To visualize our data and linear model, we'd need 4 dimensions:
- One for father's height.
- One for mother's height.
- One for `'gender=female'`.
- One for child's height.

Humans can't visualize in 4D, but there may be a solution.

In [None]:
lr_three_features.intercept_, lr_three_features.coef_

Above, we are given the values of $w_0^*$, $w_1^*$, $w_2^*$, and $w_3^*$. This means our linear model is of the form:

$$\text{predicted child's height} \\ = 21.736 + 0.393 \cdot \text{father's height} + 0.318 \cdot \text{mother's height} - 5.215 \cdot \text{gender=female}$$

But remember, `'gender=female'` is either 1 or 0. Let's look at those two cases separately.

- **For female children:**

$$\text{predicted child's height} = 16.521 + 0.393 \cdot \text{father's height} + 0.318 \cdot \text{mother's height}$$

- **For male children:**

$$\text{predicted child's height} = 21.736 + 0.393 \cdot \text{father's height} + 0.318 \cdot \text{mother's height}$$

- These are really two **parallel planes** in 3D, with different $z$-intercepts!

In [None]:
XX, YY = np.mgrid[60:80:2, 55:75:2]
Z_female = (lr_three_features.intercept_ + lr_three_features.coef_[2]) + lr_three_features.coef_[0] * XX + lr_three_features.coef_[1] * YY
Z_male = lr_three_features.intercept_ + lr_three_features.coef_[0] * XX + lr_three_features.coef_[1] * YY

plane_female = go.Surface(x=XX, y=YY, z=Z_female, colorscale ='Greens')
plane_male = go.Surface(x=XX, y=YY, z=Z_male, colorscale='Purples')

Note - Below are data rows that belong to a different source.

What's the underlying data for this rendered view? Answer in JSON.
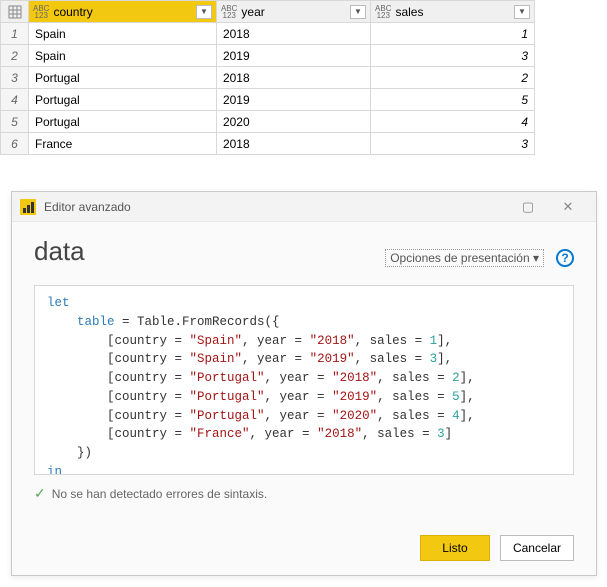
{
  "table": {
    "columns": [
      {
        "name": "country",
        "type_top": "ABC",
        "type_bot": "123",
        "active": true
      },
      {
        "name": "year",
        "type_top": "ABC",
        "type_bot": "123",
        "active": false
      },
      {
        "name": "sales",
        "type_top": "ABC",
        "type_bot": "123",
        "active": false
      }
    ],
    "rows": [
      {
        "n": "1",
        "country": "Spain",
        "year": "2018",
        "sales": "1"
      },
      {
        "n": "2",
        "country": "Spain",
        "year": "2019",
        "sales": "3"
      },
      {
        "n": "3",
        "country": "Portugal",
        "year": "2018",
        "sales": "2"
      },
      {
        "n": "4",
        "country": "Portugal",
        "year": "2019",
        "sales": "5"
      },
      {
        "n": "5",
        "country": "Portugal",
        "year": "2020",
        "sales": "4"
      },
      {
        "n": "6",
        "country": "France",
        "year": "2018",
        "sales": "3"
      }
    ]
  },
  "dialog": {
    "window_title": "Editor avanzado",
    "heading": "data",
    "options_label": "Opciones de presentación ▾",
    "help_glyph": "?",
    "status_text": "No se han detectado errores de sintaxis.",
    "buttons": {
      "ok": "Listo",
      "cancel": "Cancelar"
    },
    "code": {
      "let": "let",
      "in": "in",
      "tableVar": "table",
      "fn": "Table.FromRecords",
      "field_country": "country",
      "field_year": "year",
      "field_sales": "sales",
      "records": [
        {
          "country": "\"Spain\"",
          "year": "\"2018\"",
          "sales": "1"
        },
        {
          "country": "\"Spain\"",
          "year": "\"2019\"",
          "sales": "3"
        },
        {
          "country": "\"Portugal\"",
          "year": "\"2018\"",
          "sales": "2"
        },
        {
          "country": "\"Portugal\"",
          "year": "\"2019\"",
          "sales": "5"
        },
        {
          "country": "\"Portugal\"",
          "year": "\"2020\"",
          "sales": "4"
        },
        {
          "country": "\"France\"",
          "year": "\"2018\"",
          "sales": "3"
        }
      ]
    }
  },
  "colors": {
    "accent": "#f2c811",
    "border": "#d8d8d8",
    "keyword": "#2b7bb9",
    "string": "#a31515",
    "number": "#2aa198"
  }
}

fig = go.Figure(data=[plane_female, plane_male])

galton_female = galton[galton['gender'] == 'female']
galton_male = galton[galton['gender'] == 'male']

fig.add_trace(go.Scatter3d(x=galton_female['father'], 
                           y=galton_female['mother'], 
                           z=galton_female['childHeight'], mode='markers', marker = {'color': 'green'}))

fig.add_trace(go.Scatter3d(x=galton_male['father'], 
                           y=galton_male['mother'], 
                           z=galton_male['childHeight'], mode='markers', marker = {'color': 'purple'}))

fig.update_layout(scene = dict(
    xaxis_title = 'father',
    yaxis_title = 'mother',
    zaxis_title = 'child'),
    width=1000, height=800,
    showlegend=False,
    title="Predicted child's heights given parents' heights and gender (purple=male, green=female)")

If we want to visualize in 2D, we must pick a single feature to display on the $x$-axis.

In [None]:
sns.scatterplot(data=galton, x='father', y='childHeight', label='actual child heights')
sns.scatterplot(x=galton['father'], 
                y=predictions_three_features, 
                label='predicted child heights using father, mother, and gender'
);

## Summary, next time

### Summary

- The $\log$ is necessary in computing $\text{idf}(t)$; without it, the inverse document frequency is overemphasized in TF-IDF and the resulting scores are not as meaningful.
- A feature is a measurable property or characteristic of a phenomenon being observed.

### Next time: feature engineering

- Next class, we will learn more about **feature engineering**.
- When we created the `'gender=female'` column in `galton`, we **engineered** a feature that we thought would be useful for our model.
- More generally, **feature engineering** is the act of finding transformations that transform data into effective **quantitative variables**.

- **Question:** How do we decide what features to create?